I feel like I’m just repeating myself at this point, I don’t think I’m saying anything new any more. But I still feel like people haven’t understood what my concern is here. I don’t know if this post makes things any clearer, but I’m going to stop after this attempt, unless people ask me specific questions - if I haven’t made myself clear by now, I likely never will 
So if I do
[[package.six.code]]
type="wheel"
url = "..."
hashes.sha256 = "8abb2f1d86890a2dfb989f9a77cfcfd3e47c2a354b01111771326f8aa26e0254"
hashes.md5 = "529d7fd7e14612ccde86417b4402d6f3"
This will automatically be turned into
{
"type": "wheel",
"url": "...",
"hashes": [
{"sha256": "8abb2f1d86890a2dfb989f9a77cfcfd3e47c2a354b01111771326f8aa26e0254"},
{"md5": "529d7fd7e14612ccde86417b4402d6f3"},
],
}
?
If that the case I think I’m OK to the change if we mandate the TOML format and ordering of keys (by algorithm name) to reduce diff.
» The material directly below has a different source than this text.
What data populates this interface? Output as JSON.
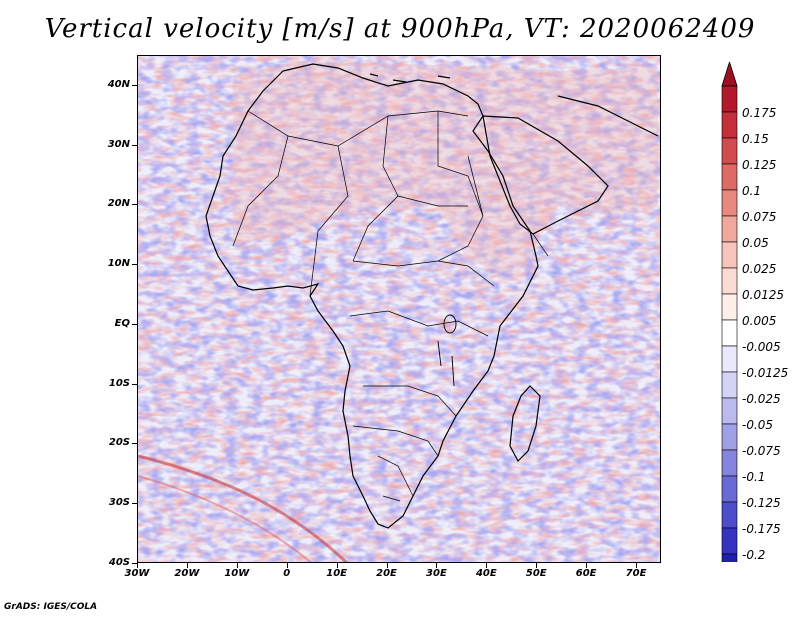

No, that’ll turn into a dictionary with two keys, sha256 and md5. See “dotted keys” in TOML: English v1.0.0
I don’t see why we’d want this to be a list of dicts if it’s per-asset, which is what @dstufft’s example used.
Surely we should be defining the data structure and that it’s serialised using TOML, but not mandating any particular layout of the TOML output?
If we start defining the layout, tools won’t be able to use standard TOML libraries, and using the format becomes an order of magnitude harder. That’s not a cost that I’d consider to be worth paying just to get cleaner diffs…
There’s no way any of the currently available TOML libraries for Python serialise this using the dotted key syntax anyway. Or if people are expecting that they’ll produce “diffable” output, they might be in for a surprise.
A reminder that there are 12 hours left to fill in the poll in PEP 665: Specifying Installation Requirements for Python Projects - #140 by brettcannon.
For in Nixpkgs it is crucial we get for the supported platforms the locations, filenames and hashes of the artifacts. Poetry works great with Nix. Even though Poetry keeps it open exactly which artifact you would use (e.g. when there are multiple wheels) the consumer of the lock file, in our case poetry2nix, implements defines additional rules for selecting artifacts. While locking exact artifacts would be great, that realistically only works with source builds if you want to support multiple platforms. Since I think we all agree we want to be able to support binary wheels as well, to me the only realistic solution is the method Poetry uses.
Yup yup. It would still be a good idea to make recommendations on what we know would be easier to read/inspect.
Just a quick update: I have sent a new draft of the PEP to my co-authors and select folks for feedback. It’s practically a rewrite based on the all feedback we received here. Once it’s ready for public consumption I will start a new topic and cross-link from here.
I have posted our latest draft at PEP 665, take 2 -- A file format to list Python dependencies for reproducibility of an application.